Inflammation is our body’s response to injury or stressors, including tissue damage you get from exercise. When you do a workout, your break down muscle tissue and the body creates inflammation to get more cells into the area and repair the tissue. If the stressor is acute and short-lived with enough time to recover, inflammation is a positive part of the response that makes you stronger and makes you adapt to handling the same or greater stress in the future: i.e. you grow.
To reduce the delayed onset muscle soreness (also known as DOMS), we already mapped out how you can make use of different ways to recover your body. Besides these simple tools, one of the best ways to help reduce inflammation is through nutrition by eating anti-inflammatory foods. These are foods that help soothe your body instead of agitating it.
Omega-3 fatty acids (EPA and DHA) play a key role in regulating inflammation and other processes like blood clotting. They are essential as the body can’t produce them and we need to source them from food. You can these fatty acids in fatty seafood such as salmon, sardines, mackerel and tuna. The supplement krill oil is also beneficial to flush the inflammation out of your body.
Anthocyanins found in cherries and other dark berries like strawberries, raspberries, blueberries and blackberries have an anti-inflammatory effect. They are the perfect snack to grab after a workout: blend them in your favourite smoothie, add them to a fresh salad or a mix them in a bowl of plain Greek yoghurt for a healthy post-workout snack.
3. Whole grain carbs
Unless you have a gluten allergy, whole grains are a great food source that will fight inflammation and speed up your recovery. The best sources are made with the entire grain kernel, such as whole-wheat flour, oats, bulgur, brown rice, and quinoa.
The best spices that have anti-inflammatory properties are turmeric, ginger, and cinnamon. These are easy spices to add to yoghurt or your post-workout smoothie for added flavour and recovery benefit. Turmeric has an anti-inflammatory, pain-killing compound called curcumin, which you can mix in a soup or add to stir-fried vegetables.
5. Leafy greens
One good inflammation-fighting choice most of us don’t have enough of is dark leafy greens. Leafy greens like spinach, kale, chard, arugula, endives, broccoli and Brussel sprouts contain concentrations of vitamins and other nutrients that reduce inflammation and won’t cause a spike in blood sugar.
Inducing and reducing inflammation
Some foods are at the root of causing inflammation and muscle soreness.
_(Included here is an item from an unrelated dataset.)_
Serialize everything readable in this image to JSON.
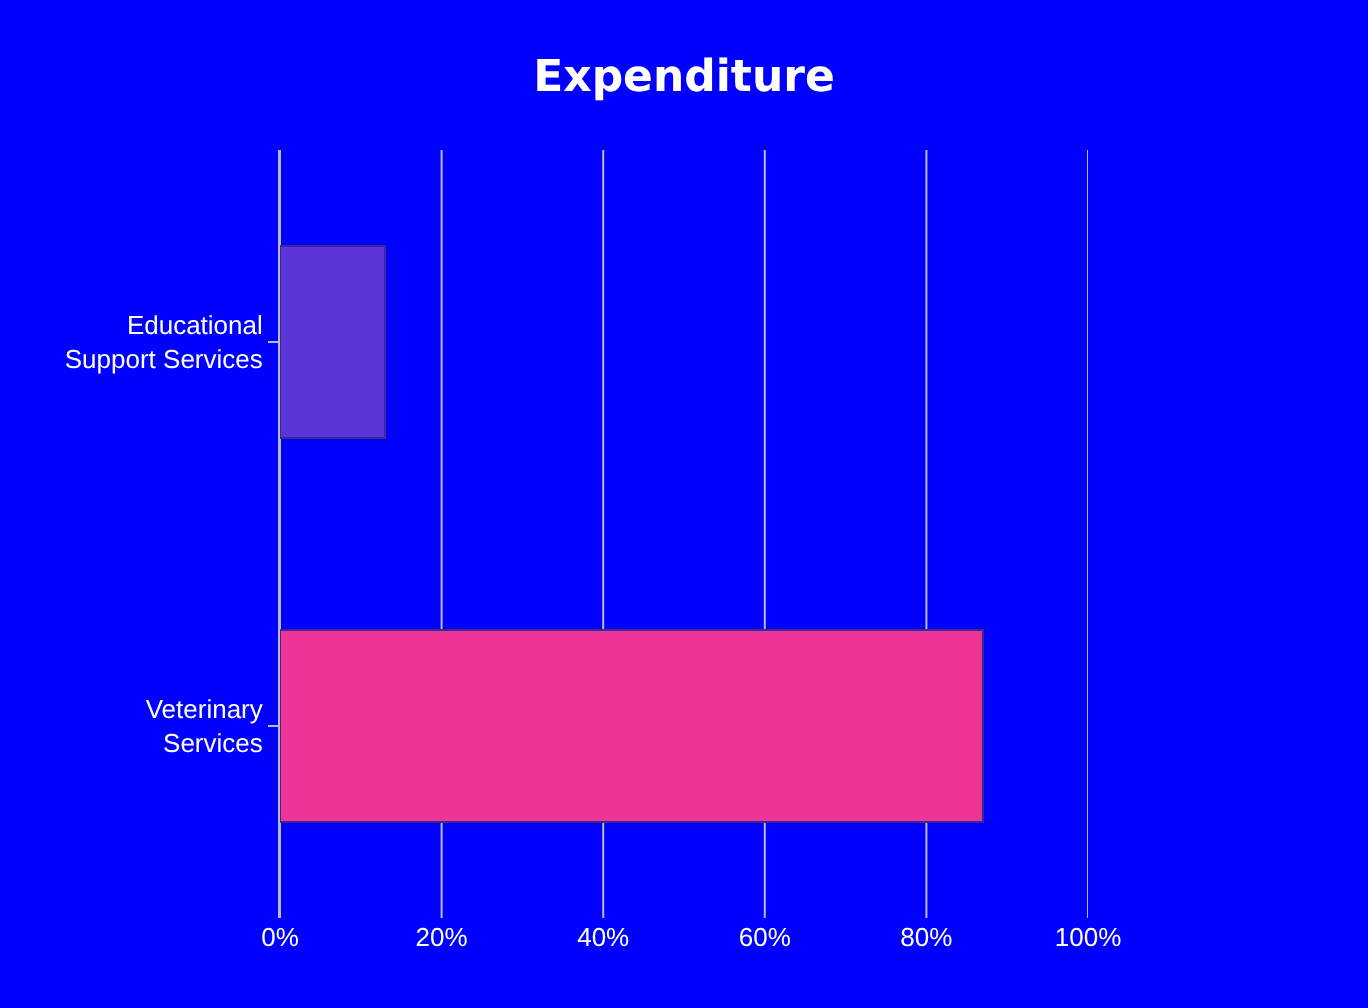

In order to reach peak fitness, it is a good idea to reduce your consumption of these foods. Examples of inflammatory inducing foods are alcohol, refined carbohydrates such as white bread and pastries, and junk food like French fries, soda, and processed meats. Not only food, but other life factors like physical and psychological stress, lack of sleep and hormonal balance can cause inflammation to endure.
To reduce levels of inflammation, aim for an overall healthy food intake, which is high in vegetables and fruits, whole grains, fish, nuts, and healthy fats. Having a healthy inflammation response is the key predictor for living a long healthy life. Besides lowering inflammation, a less processed diet will have noticeable effects on your physical and emotional health.